Natural Norm

Let $\vert\vert{\bf z}\vert\vert$ be a Vector Norm of ${\bf z}$ such that

$\begin{displaymath} \vert\vert{\hbox{\sf A}}\vert\vert=\max_{\vert\vert{\bf z}\vert\vert=1} \vert\vert{\hbox{\sf A}}{\bf z}\vert\vert. \end{displaymath}$

Then $\vert\vert{\hbox{\sf A}}\vert\vert$ is a Matrix Norm which is said to be the natural norm Induced (or Subordinate) to the Vector Norm $\vert\vert{\bf z}\vert\vert$ . For any natural norm,

$\begin{displaymath} \vert\vert{\hbox{\sf I}}\vert\vert=1, \end{displaymath}$

where ${\hbox{\sf I}}$ is the Identity Matrix.

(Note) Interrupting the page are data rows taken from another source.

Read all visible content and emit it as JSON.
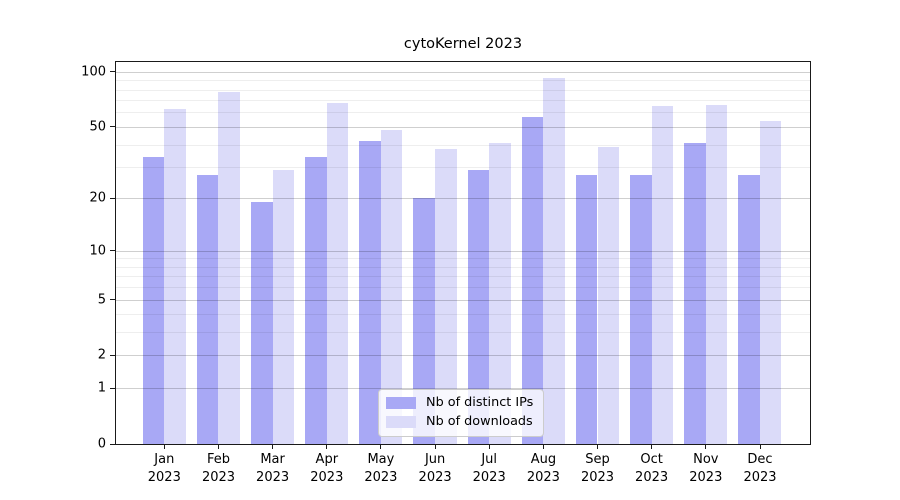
{
  "title": "cytoKernel 2023",
  "chart_data": {
    "type": "bar",
    "title": "cytoKernel 2023",
    "categories": [
      "Jan 2023",
      "Feb 2023",
      "Mar 2023",
      "Apr 2023",
      "May 2023",
      "Jun 2023",
      "Jul 2023",
      "Aug 2023",
      "Sep 2023",
      "Oct 2023",
      "Nov 2023",
      "Dec 2023"
    ],
    "x_months": [
      "Jan",
      "Feb",
      "Mar",
      "Apr",
      "May",
      "Jun",
      "Jul",
      "Aug",
      "Sep",
      "Oct",
      "Nov",
      "Dec"
    ],
    "x_year": "2023",
    "series": [
      {
        "name": "Nb of distinct IPs",
        "color": "#a8a8f5",
        "values": [
          34,
          27,
          19,
          34,
          42,
          20,
          29,
          57,
          27,
          27,
          41,
          27
        ]
      },
      {
        "name": "Nb of downloads",
        "color": "#dbdbf9",
        "values": [
          63,
          78,
          29,
          68,
          48,
          38,
          41,
          93,
          39,
          65,
          66,
          54
        ]
      }
    ],
    "xlabel": "",
    "ylabel": "",
    "yscale": "log1p",
    "ylim": [
      0,
      113
    ],
    "yticks": [
      0,
      1,
      2,
      5,
      10,
      20,
      50,
      100
    ],
    "yticks_minor": [
      3,
      4,
      6,
      7,
      8,
      9,
      30,
      40,
      60,
      70,
      80,
      90
    ],
    "grid": true,
    "grid_above_bars": true,
    "legend_position": "lower center"
  }
}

The natural matrix norms induced by the L1-Norm, L2-Norm, and L(infinity)-Norm are called the Maximum Absolute Column Sum Norm, Spectral Norm, and Maximum Absolute Row Sum Norm, respectively.

References

Gradshteyn, I. S. and Ryzhik, I. M. Tables of Integrals, Series, and Products, 5th ed. San Diego, CA: Academic Press, p. 1115, 1979.